Remis de ses blessures, il regagne son escadrille en juin 1941 et la suit en Roumanie pour participer le 22 à l’Opération Barbarossa contre l’Union soviétique. Sur le front de l’Est, aux commandes de son Messerschmitt Bf 109 E, il va se distinguer en abattant en un an 57 avions soviétiques. Fin juillet, il compte 8 « victoires », le 12 août il remporte sa 11e « victoire », le 27 octobre sa 19e, le 27 novembre sa 26e.

Il est alors promu Oberleutnant (Lieutenant) et est décoré de la Croix de fer de 1re classe. Pendant l’hiver 1941 très rigoureux, son unité est retirée du front, mais revient dès le mois de mars 1942. Freytag remporte sa 30e victoire le 24 mars, sa 35e le 16 avril et sa 43e le 18 mai ! Le même jour, il lui est décerné la « Ehrenpokal der Luftwaffe » qui est la coupe d’honneur qui récompense les meilleurs pilotes. Le 26 juin 1942, Siegfried Freytag est promu Staffelkapitän (chef d’escadrille) et se voit confier le commandement de la 1re escadrille de chasse de son escadre (I./JG77). Le 3 juillet 1942, il est nommé chevalier de la croix de fer (Ritterkreuz des Eisernen Kreuzes).

Au début du mois de juillet, l’escadre I./JG77 quitte le Front de l’Est pour rejoindre la Sicile afin de participer à la bataille aérienne au-dessus de l’ile de Malte. Dans tous ses engagements, Siegfried Freytag va rapidement prouver ses qualités.
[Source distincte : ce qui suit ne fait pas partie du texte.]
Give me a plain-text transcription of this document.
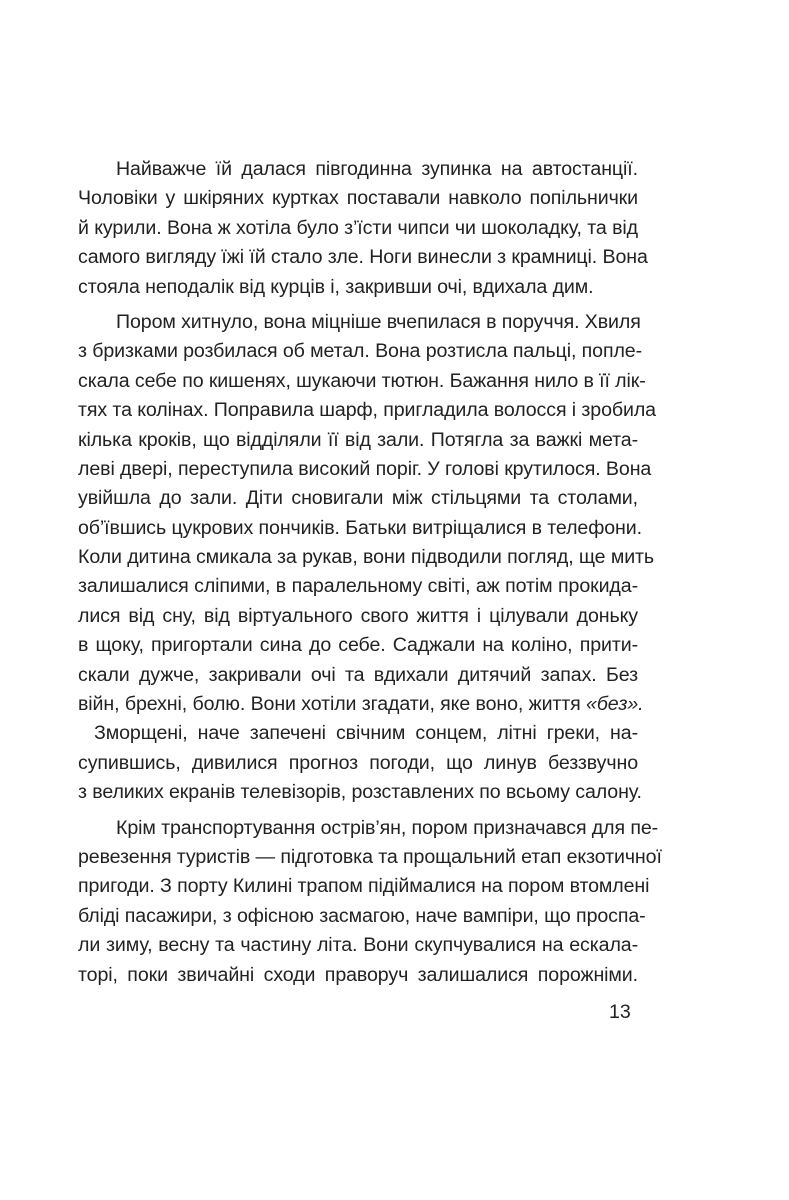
Найважче їй далася півгодинна зупинка на автостанції.
Чоловіки у шкіряних куртках поставали навколо попільнички
й курили. Вона ж хотіла було з’їсти чипси чи шоколадку, та від
самого вигляду їжі їй стало зле. Ноги винесли з крамниці. Вона
стояла неподалік від курців і, закривши очі, вдихала дим.
Пором хитнуло, вона міцніше вчепилася в поруччя. Хвиля
з бризками розбилася об метал. Вона розтисла пальці, попле-
скала себе по кишенях, шукаючи тютюн. Бажання нило в її лік-
тях та колінах. Поправила шарф, пригладила волосся і зробила
кілька кроків, що відділяли її від зали. Потягла за важкі мета-
леві двері, переступила високий поріг. У голові крутилося. Вона
увійшла до зали. Діти сновигали між стільцями та столами,
об’ївшись цукрових пончиків. Батьки витріщалися в телефони.
Коли дитина смикала за рукав, вони підводили погляд, ще мить
залишалися сліпими, в паралельному світі, аж потім прокида-
лися від сну, від віртуального свого життя і цілували доньку
в щоку, пригортали сина до себе. Саджали на коліно, прити-
скали дужче, закривали очі та вдихали дитячий запах. Без
війн, брехні, болю. Вони хотіли згадати, яке воно, життя «без».
Зморщені, наче запечені свічним сонцем, літні греки, на-
супившись, дивилися прогноз погоди, що линув беззвучно
з великих екранів телевізорів, розставлених по всьому салону.
Крім транспортування острів’ян, пором призначався для пе-
ревезення туристів — підготовка та прощальний етап екзотичної
пригоди. З порту Килині трапом підіймалися на пором втомлені
бліді пасажири, з офісною засмагою, наче вампіри, що проспа-
ли зиму, весну та частину літа. Вони скупчувалися на ескала-
торі, поки звичайні сходи праворуч залишалися порожніми.
13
Pendant les quatre mois de présence sur le Front Méditerranéen, il abat vingt Spitfire et un Hurricane et porte ainsi son score à 78 « victoires ». Meilleur pilote de l’Axe au-dessus de Malte, il est surnommé « le Lion de Malte » (« Der Löwe von Malta »).

Le 26 octobre 1942, Freytag quitte la Sicile avec son groupe de chasse (I./JG77) et rejoint le Corps Afrika d’Erwin Rommel en Afrique du Nord où il enregistre encore 16 nouveaux « succès ». Le 25 janvier 1943, il reçoit la Croix Allemande en Or (« Deutsches Kreuz im Gold »).

Le 13 février 1943, il est promu Hauptmann (Capitaine) et prend le commandement du Groupe II./JG77. Il obtient sa 90e « victoire » le 27 mars 1943.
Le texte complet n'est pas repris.